Agnès Merlet a du talent, c’est un fait. Son retour derrière la caméra en 2008 avec Dorothy, après une abscence de 11 ans, l’avait prouvé à tout le monde malgré ses quelques défauts. Définitivement portée sur le fantastique, elle revient cette année avec Hideaways qui a déjà fait le tour des festivals et tente le pari délicat du conte moderne. Le genre est assez peu fréquenté par les artistes français, et le plus beau conte fantastique apparu sur nos écrans ces dernières années n’en est pas tout à fait un : Innocence de Lucile Hadzihalilovic. Quoi qu’il en soit, la simple idée de s’atteler à cette tâche est à saluer, et Agnès Merlet est pour cela repartie en Irlande, pour capter un univers fantastique. Si les ambitions sont bien là, les grands espoirs aussi, le résultat n’est malheureusement pas à la hauteur. La montée en puissance émotionnelle ne fonctionne pas et entraine a contrario une baisse d’intérêt croissante. Dommage car Hideaways partait sur des fondations absolument sublimes.
Le fantastique gentillet fait une incursion immédiate, dès l’introduction qui suit le mode de narration ludique imposé par Le Fabuleux destin d’Amélie Poulain. La mythologie alors établie, la création d’une malédiction familiale, fonctionne parfaitement et les images déployées à l’écran se montrent de plus en plus puissantes et de plus en plus noires.
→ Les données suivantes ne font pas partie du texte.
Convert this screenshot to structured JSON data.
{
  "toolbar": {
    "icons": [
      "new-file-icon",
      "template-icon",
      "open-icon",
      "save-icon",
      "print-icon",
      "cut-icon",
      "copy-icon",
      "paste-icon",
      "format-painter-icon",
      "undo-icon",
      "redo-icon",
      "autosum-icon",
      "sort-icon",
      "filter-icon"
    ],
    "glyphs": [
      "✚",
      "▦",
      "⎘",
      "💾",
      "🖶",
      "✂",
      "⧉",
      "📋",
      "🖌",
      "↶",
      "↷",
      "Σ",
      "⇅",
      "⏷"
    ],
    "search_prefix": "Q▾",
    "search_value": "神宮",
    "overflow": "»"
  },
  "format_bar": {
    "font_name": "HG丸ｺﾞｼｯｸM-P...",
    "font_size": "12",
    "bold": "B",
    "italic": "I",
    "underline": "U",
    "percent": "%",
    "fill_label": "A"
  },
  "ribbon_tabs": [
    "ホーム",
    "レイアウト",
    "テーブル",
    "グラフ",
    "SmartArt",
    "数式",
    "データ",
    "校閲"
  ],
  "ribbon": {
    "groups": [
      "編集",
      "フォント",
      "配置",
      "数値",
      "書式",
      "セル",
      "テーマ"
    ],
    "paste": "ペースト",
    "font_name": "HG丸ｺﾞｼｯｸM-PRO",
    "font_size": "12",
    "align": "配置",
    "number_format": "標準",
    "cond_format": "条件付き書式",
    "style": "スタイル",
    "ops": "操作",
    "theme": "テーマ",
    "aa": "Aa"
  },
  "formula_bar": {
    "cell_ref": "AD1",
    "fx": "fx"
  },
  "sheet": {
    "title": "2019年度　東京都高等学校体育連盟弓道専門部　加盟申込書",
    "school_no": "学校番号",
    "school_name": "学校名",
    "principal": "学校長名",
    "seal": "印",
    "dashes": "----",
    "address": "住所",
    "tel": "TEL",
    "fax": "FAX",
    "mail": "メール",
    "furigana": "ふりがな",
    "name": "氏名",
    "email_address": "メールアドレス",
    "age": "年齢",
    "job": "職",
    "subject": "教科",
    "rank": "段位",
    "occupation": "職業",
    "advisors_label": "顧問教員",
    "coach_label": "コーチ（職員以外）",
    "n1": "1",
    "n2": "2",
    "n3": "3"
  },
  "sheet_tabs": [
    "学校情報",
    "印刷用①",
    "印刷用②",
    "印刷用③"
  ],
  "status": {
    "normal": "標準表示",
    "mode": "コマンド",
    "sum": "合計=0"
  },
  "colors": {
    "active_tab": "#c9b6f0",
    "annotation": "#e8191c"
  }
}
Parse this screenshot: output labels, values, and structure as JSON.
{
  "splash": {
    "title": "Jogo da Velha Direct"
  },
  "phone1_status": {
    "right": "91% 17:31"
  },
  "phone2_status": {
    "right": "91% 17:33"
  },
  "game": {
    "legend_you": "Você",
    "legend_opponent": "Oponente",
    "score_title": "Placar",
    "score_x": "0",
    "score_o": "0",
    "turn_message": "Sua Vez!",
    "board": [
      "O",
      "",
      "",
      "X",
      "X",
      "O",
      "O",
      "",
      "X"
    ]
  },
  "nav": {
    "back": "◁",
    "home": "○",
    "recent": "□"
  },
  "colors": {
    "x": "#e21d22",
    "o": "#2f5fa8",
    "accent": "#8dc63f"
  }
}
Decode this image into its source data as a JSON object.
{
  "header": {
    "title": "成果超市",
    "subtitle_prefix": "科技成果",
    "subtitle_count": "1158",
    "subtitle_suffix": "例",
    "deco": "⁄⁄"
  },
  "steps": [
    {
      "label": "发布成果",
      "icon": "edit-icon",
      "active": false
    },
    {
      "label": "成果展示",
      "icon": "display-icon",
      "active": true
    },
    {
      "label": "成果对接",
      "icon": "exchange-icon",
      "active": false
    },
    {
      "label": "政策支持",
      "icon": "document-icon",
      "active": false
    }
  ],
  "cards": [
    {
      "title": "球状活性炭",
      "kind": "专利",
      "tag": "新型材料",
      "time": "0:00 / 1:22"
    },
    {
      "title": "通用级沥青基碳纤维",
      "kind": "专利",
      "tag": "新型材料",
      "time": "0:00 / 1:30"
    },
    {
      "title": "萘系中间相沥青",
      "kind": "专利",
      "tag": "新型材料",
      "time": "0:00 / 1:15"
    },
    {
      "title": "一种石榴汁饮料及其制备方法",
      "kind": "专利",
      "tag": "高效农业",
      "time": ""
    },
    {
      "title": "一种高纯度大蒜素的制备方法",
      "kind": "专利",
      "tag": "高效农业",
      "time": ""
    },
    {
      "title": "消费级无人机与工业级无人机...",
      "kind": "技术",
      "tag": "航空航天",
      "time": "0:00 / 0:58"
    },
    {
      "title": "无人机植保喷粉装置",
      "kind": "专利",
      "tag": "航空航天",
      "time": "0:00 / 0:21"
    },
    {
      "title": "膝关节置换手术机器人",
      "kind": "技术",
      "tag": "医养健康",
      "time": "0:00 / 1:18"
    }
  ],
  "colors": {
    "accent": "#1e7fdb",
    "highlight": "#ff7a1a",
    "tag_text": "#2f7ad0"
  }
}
Cette malédiction qui était plutôt amusante s’avère au final être un terrifiant handicap. Dans Hideaways comme dans Dorothy, le vecteur est à nouveau l’enfant, être inoffensif qui se retrouve tout à coup dans la peau d’un monstre aux pouvoirs démoniaques, ici dans une veine proche de Malicia dans les X-men. Sauf que l’enfance ne constitue finalement que l’introduction de cette histoire, sa mise en place dramatique. Hideaways est plus un film sur l’adolescence qui d’un côté venge un peu le spectateur de la bêtise de l’autre franchise fantastique adolescente du moment, l’imbuvable Twilight, mais qui de l’autre en reprend certains aspects. Pourtant les premières notes sont vraiment encourageantes, avec une attention toute particulière sur le montage raffiné des séquences et une symbolique assez intéressante. Le premier problème vient paradoxalement d’une bonne idée, celle de traiter le cancer sur le mode de la malédiction. L’idée est belle, le combat à l’écran également, mais l’autre malédiction, celle moins palpable, ne représente plus grand chose en perdant son ancrage dans le réel. Qu’importe, on peut s’en passer et on entre rapidement dans le cœur du film, la romance. Une romance entre êtres maudits, en voilà une autre belle idée qui n’hérite pas du traitement qu’elle méritait. Plus les minutes passent, plus cette histoire d’amour qui aurait du atteindre dans un idéal cinématographique la pureté d’Edward aux mains d’argent perd de son intensité et de son style, se lovant dans un modèle actuel de niaiserie adolescente aux enjeux un peu bêtes. Il semble qu’Agnès Merlet ait du mal à définir la limite entre fantastique et enfantillages sans intérêt, incapable de retenir la bride du ridicule toujours proche et qui finit par prendre le dessus. Il y a de quoi enrager car la promesse d’un final superbe se transforme en quelque chose de risible, et pas seulement dans les clichés qu’il véhicule.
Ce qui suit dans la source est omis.